Laddove, invece, tale società abbia anche (o solo) clienti terzi, l’incompatibilità è esclusa solo quando il fatturato professionale dell’iscritto sia prevalente rispetto alla quota parte del fatturato della società di servizi al medesimo imputabile, “al netto del fatturato prodotto dalla società verso il professionista o allo studio associato o alla STP dallo stesso partecipata”.
Quanto ai criteri per determinare la “prevalenza” del fatturato professionale, si prevede che essa sia esclusa laddove si accerti che la parte di fatturato della società di servizi strumentali o ausiliari riferibile all’iscritto sia superiore al 20% (e non più al 50%) del suo fatturato professionale.
Ai fini dell’accertamento di cui sopra, inoltre, la verifica tra i fatturati della società e dell’iscritto deve essere effettuata sulla base della media dell’ultimo triennio (e non più degli ultimi cinque anni, come previsto dalle precedenti Note interpretative).
Si precisa altresì che, laddove la società di servizi sia partecipata da una pluralità di iscritti all’albo, la prevalenza del fatturato andrà ricercata con riferimento alla percentuale di partecipazione agli utili del singolo professionista.

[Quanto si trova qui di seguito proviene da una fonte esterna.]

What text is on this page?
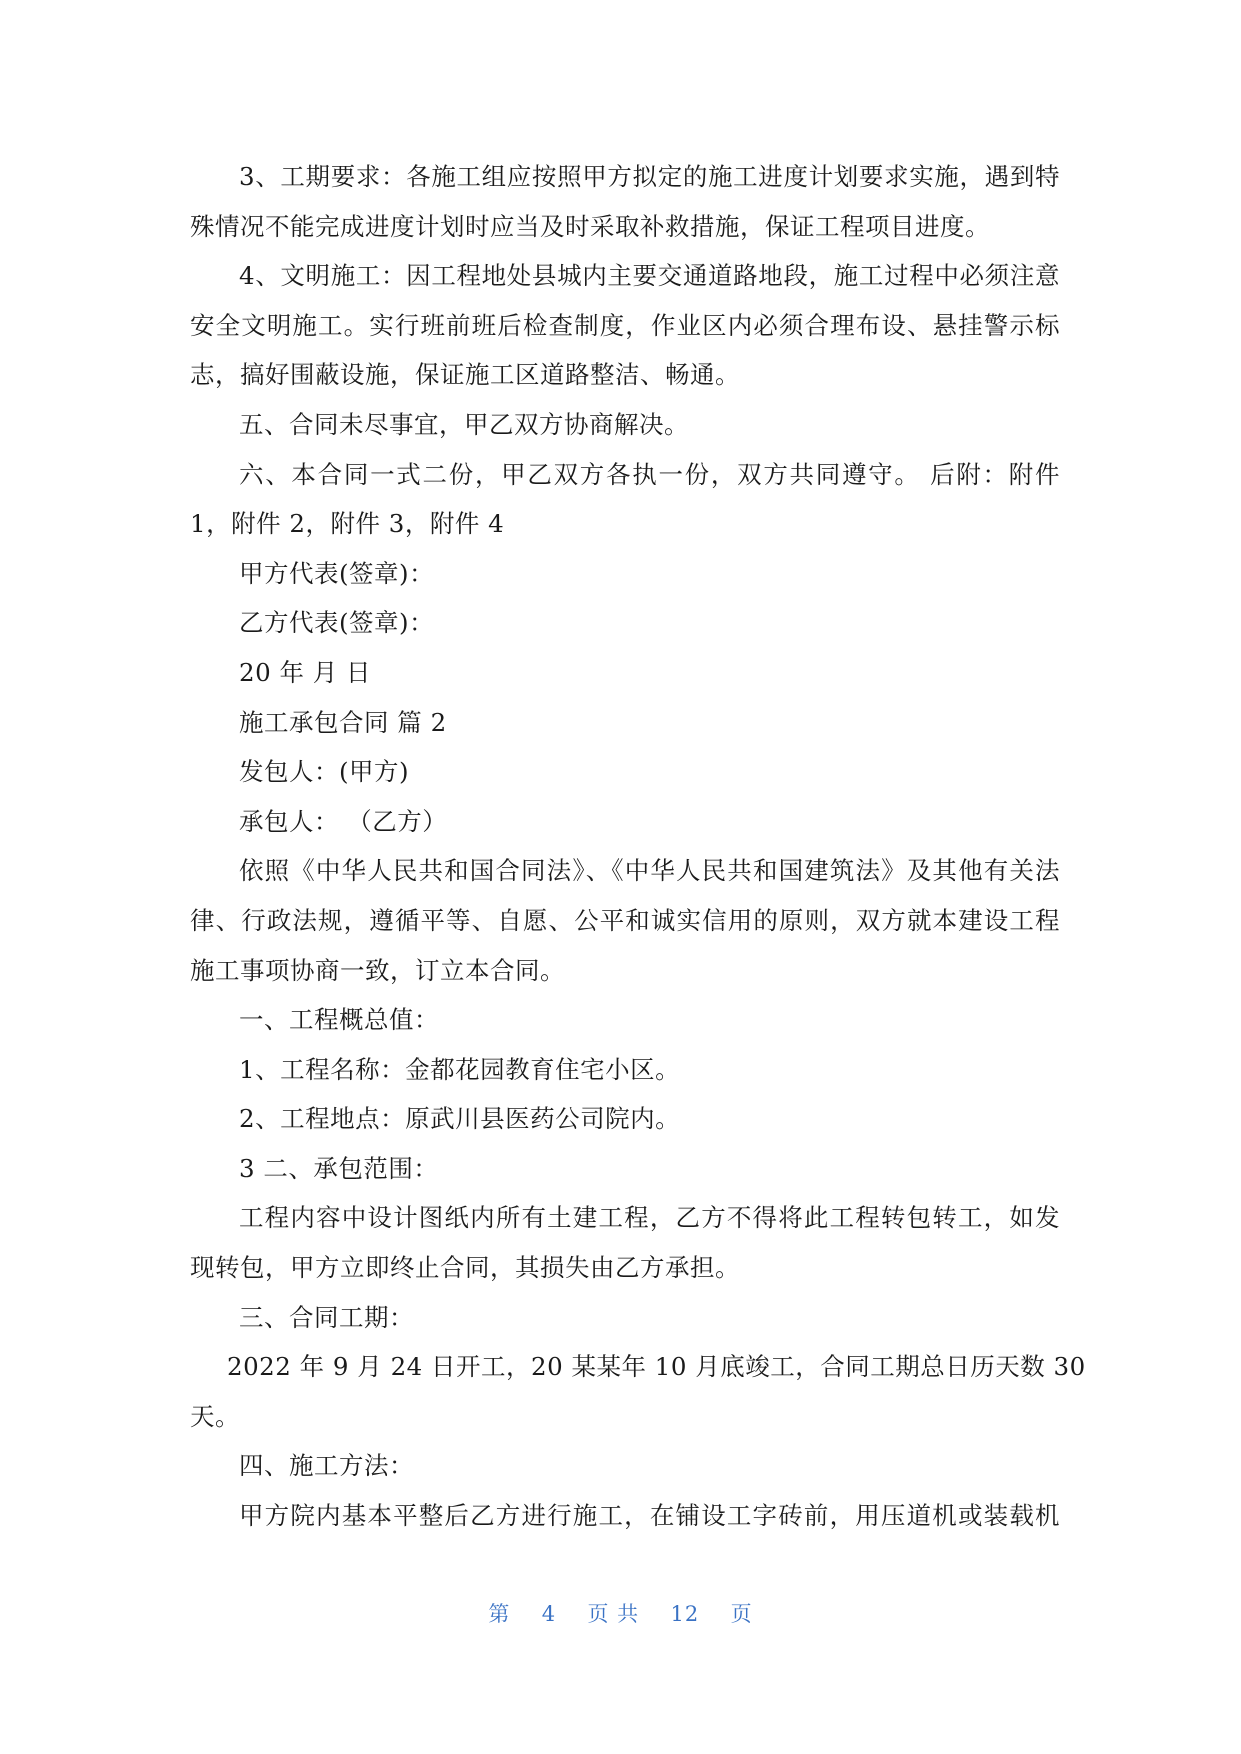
3、工期要求：各施工组应按照甲方拟定的施工进度计划要求实施，遇到特
殊情况不能完成进度计划时应当及时采取补救措施，保证工程项目进度。
4、文明施工：因工程地处县城内主要交通道路地段，施工过程中必须注意
安全文明施工。实行班前班后检查制度，作业区内必须合理布设、悬挂警示标
志，搞好围蔽设施，保证施工区道路整洁、畅通。
五、合同未尽事宜，甲乙双方协商解决。
六、本合同一式二份，甲乙双方各执一份，双方共同遵守。 后附：附件
1，附件 2，附件 3，附件 4
甲方代表(签章)：
乙方代表(签章)：
20 年 月 日
施工承包合同 篇 2
发包人：(甲方)
承包人： （乙方）
依照《中华人民共和国合同法》、《中华人民共和国建筑法》及其他有关法
律、行政法规，遵循平等、自愿、公平和诚实信用的原则，双方就本建设工程
施工事项协商一致，订立本合同。
一、工程概总值：
1、工程名称：金都花园教育住宅小区。
2、工程地点：原武川县医药公司院内。
3 二、承包范围：
工程内容中设计图纸内所有土建工程，乙方不得将此工程转包转工，如发
现转包，甲方立即终止合同，其损失由乙方承担。
三、合同工期：
2022 年 9 月 24 日开工，20 某某年 10 月底竣工，合同工期总日历天数 30
天。
四、施工方法：
甲方院内基本平整后乙方进行施工，在铺设工字砖前，用压道机或装载机
第 4 页 共 12 页
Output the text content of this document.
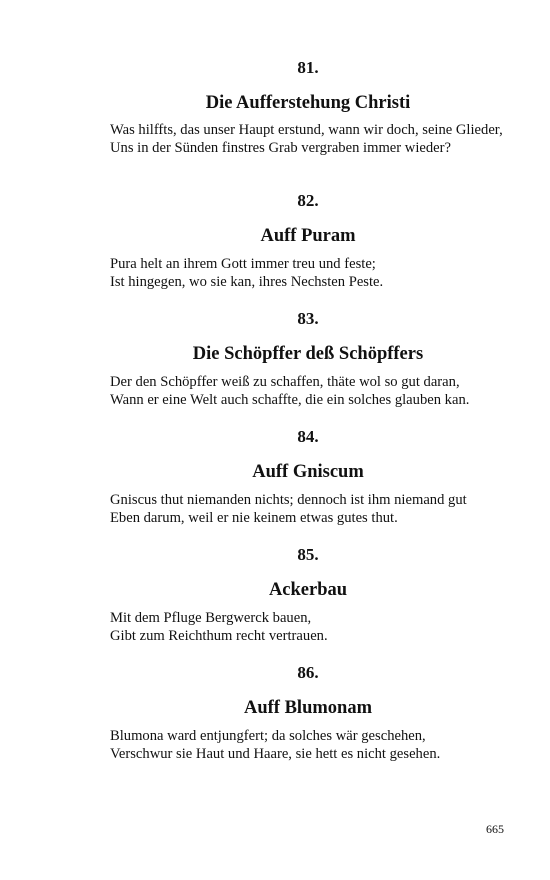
81.

Die Aufferstehung Christi

Was hilffts, das unser Haupt erstund, wann wir doch, seine Glieder,
Uns in der Sünden finstres Grab vergraben immer wieder?

82.

Auff Puram

Pura helt an ihrem Gott immer treu und feste;
Ist hingegen, wo sie kan, ihres Nechsten Peste.

83.

Die Schöpffer deß Schöpffers

Der den Schöpffer weiß zu schaffen, thäte wol so gut daran,
Wann er eine Welt auch schaffte, die ein solches glauben kan.

84.

Auff Gniscum

Gniscus thut niemanden nichts; dennoch ist ihm niemand gut
Eben darum, weil er nie keinem etwas gutes thut.

85.

Ackerbau

Mit dem Pfluge Bergwerck bauen,
Gibt zum Reichthum recht vertrauen.

86.

Auff Blumonam

Blumona ward entjungfert; da solches wär geschehen,
Verschwur sie Haut und Haare, sie hett es nicht gesehen.
665
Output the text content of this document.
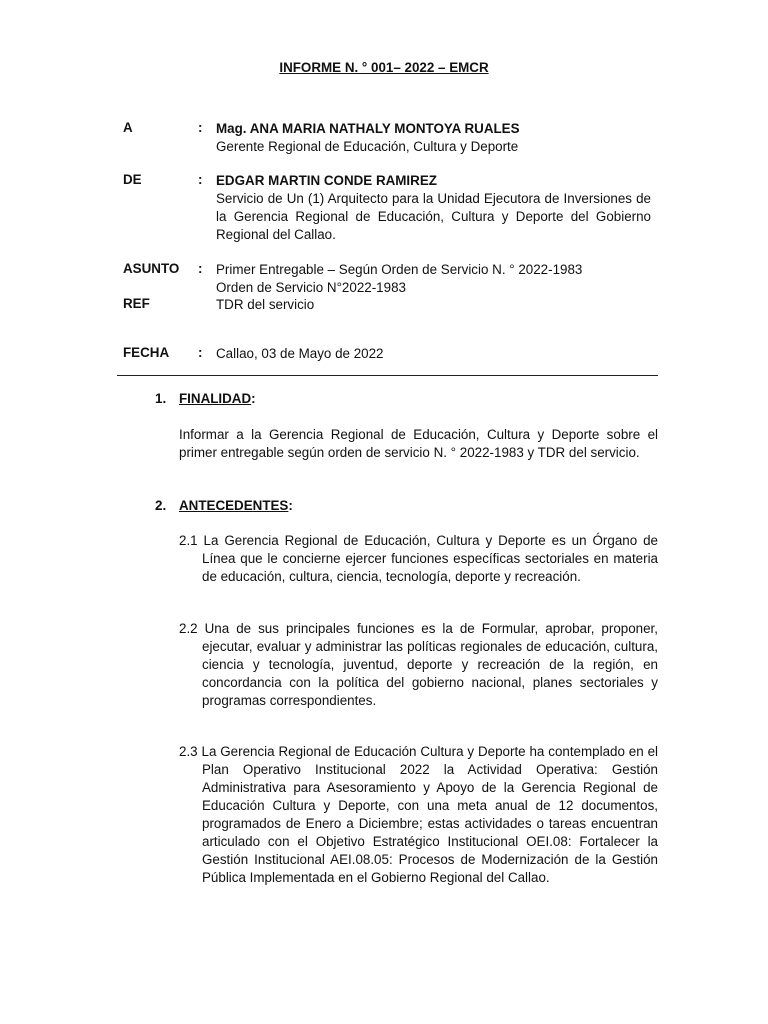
INFORME N. ° 001– 2022 – EMCR
A	: Mag. ANA MARIA NATHALY MONTOYA RUALES
Gerente Regional de Educación, Cultura y Deporte
DE	: EDGAR MARTIN CONDE RAMIREZ
Servicio de Un (1) Arquitecto para la Unidad Ejecutora de Inversiones de la Gerencia Regional de Educación, Cultura y Deporte del Gobierno Regional del Callao.
ASUNTO	: Primer Entregable – Según Orden de Servicio N. ° 2022-1983
Orden de Servicio N°2022-1983
REF	TDR del servicio
FECHA	: Callao, 03 de Mayo de 2022
1. FINALIDAD:
Informar a la Gerencia Regional de Educación, Cultura y Deporte sobre el primer entregable según orden de servicio N. ° 2022-1983 y TDR del servicio.
2. ANTECEDENTES:
2.1 La Gerencia Regional de Educación, Cultura y Deporte es un Órgano de Línea que le concierne ejercer funciones específicas sectoriales en materia de educación, cultura, ciencia, tecnología, deporte y recreación.
2.2 Una de sus principales funciones es la de Formular, aprobar, proponer, ejecutar, evaluar y administrar las políticas regionales de educación, cultura, ciencia y tecnología, juventud, deporte y recreación de la región, en concordancia con la política del gobierno nacional, planes sectoriales y programas correspondientes.
2.3 La Gerencia Regional de Educación Cultura y Deporte ha contemplado en el Plan Operativo Institucional 2022 la Actividad Operativa: Gestión Administrativa para Asesoramiento y Apoyo de la Gerencia Regional de Educación Cultura y Deporte, con una meta anual de 12 documentos, programados de Enero a Diciembre; estas actividades o tareas encuentran articulado con el Objetivo Estratégico Institucional OEI.08: Fortalecer la Gestión Institucional AEI.08.05: Procesos de Modernización de la Gestión Pública Implementada en el Gobierno Regional del Callao.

Le nuove Note interpretative analizzano, inoltre, l’istituto dell’incompatibilità rispetto ad altre attività professionali. Si evidenzia, in particolare, come l’attività di dottore commercialista ed esperto contabile sia compatibile con l’esercizio dell’attività di avvocato, consulente del lavoro, consulente finanziario autonomo, mediatore civile e commerciale (ex DLgs. 28/2010), spedizioniere doganale, operatore olistico (salvo che l’attività sia organizzata in forma di impresa) e amministratore di condominio.
Parimenti compatibili con l’esercizio della professione sono da considerare, con riguardo all’istituto del trust, l’assunzione del ruolo di disponente, guardiano e beneficiario, mentre l’attività di trustee può essere compatibile solo se si escludono, in capo al professionista, un interesse economico prevalente, una situazione di socio influente od occulto o una situazione di influenza dominante. È comunque incompatibile l’assunzione contemporanea, da parte del professionista, della qualifica di trustee e di beneficiario del trust.
Sono, infine, ritenute incompatibili con l’attività professionale, tra le altre, le attività di editore, agente di assicurazione, dipendente pubblico a tempo pieno e professore universitario a tempo pieno.